Intergenerational equity is distinguished from intragenerational equity is that the latter


mandates the equitable of prudent use of natural resources for the benefit of other people, or
nations within the same generation.

HUMAN RIGHTS
These rights are entitled to simply because they are human. These are the fundamental and inalienable
rights which are essential for life as a human being. Human rights are set of principles, laws, rules and
standards designed to protect and promote human dignity.

EQUALITY
Equality before the law or having equal opportunities before the law.

Common Humanity
Men are equal in that we belong to a common species homo sapiens who speaks a language, use
tools, live in communities and can interbreed despite racial differences.
Moral Capacities
People have the capacity to care, help, nurture and defend other people in all sorts of unimaginable
ways.

Equality in Unequal Circumstances

EQUAL ACCESS BEFORE THE LAW


It seeks to equalize access to and opportunities to avail of the benefits of law.

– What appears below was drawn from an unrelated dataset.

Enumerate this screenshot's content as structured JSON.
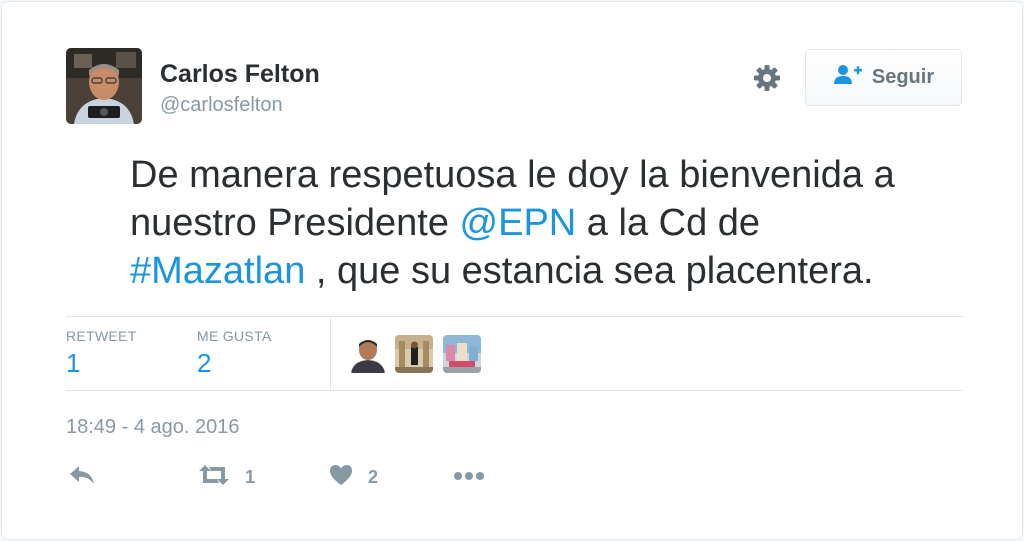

Positive discrimination – reverse kind of discrimination that attempts to promulgate equal opportunity
to members of a traditionally discriminated minority. Its function is to compensate for past cases of
exploitation or persecution by the majority group.

LIBERALISM
Liberalism is the belief that the value of individual human personality, and a profound conviction that
all human progress has been due to the free exercise of human powers.

Negative Liberalism – also called classical liberalism, it refers to a state being free from constraint. It
focuses setting limits to government influence and intervention.

Positive Liberalism – also called positive freedom, it believes that it is not enough for the government
to leave the people to themselves. It argues that government must also actively promote various types
of rights and freedoms necessary for a liberal society to flourish.

MORALITY
It means proper behavior of a person on society. Morality has to do with human activities that are
looked upon as good or bad, right or wrong, correct or incorrect. This means that the act or behavior
must conform to the accepted rules for what is considered right, virtuous, just or proper conduct.

Five differences between legal and moral duties:


1. Legal duties concentrate on external behavior, while moral duties concentrate on the internal
process of intention, motive and conscience.
2. Legal duties are accompanied by corresponding rights.
3. If somebody violates a legal duty, he or she is punished by the state.
4. Law is formulated by an easily identifiable authority; and
5. The legal verdict in a given situation is black and white, regardless of how complex the issues
were.

Morality and Good Manners


Etiquette which is the doing of good manners is sometimes regarded of a component of morality.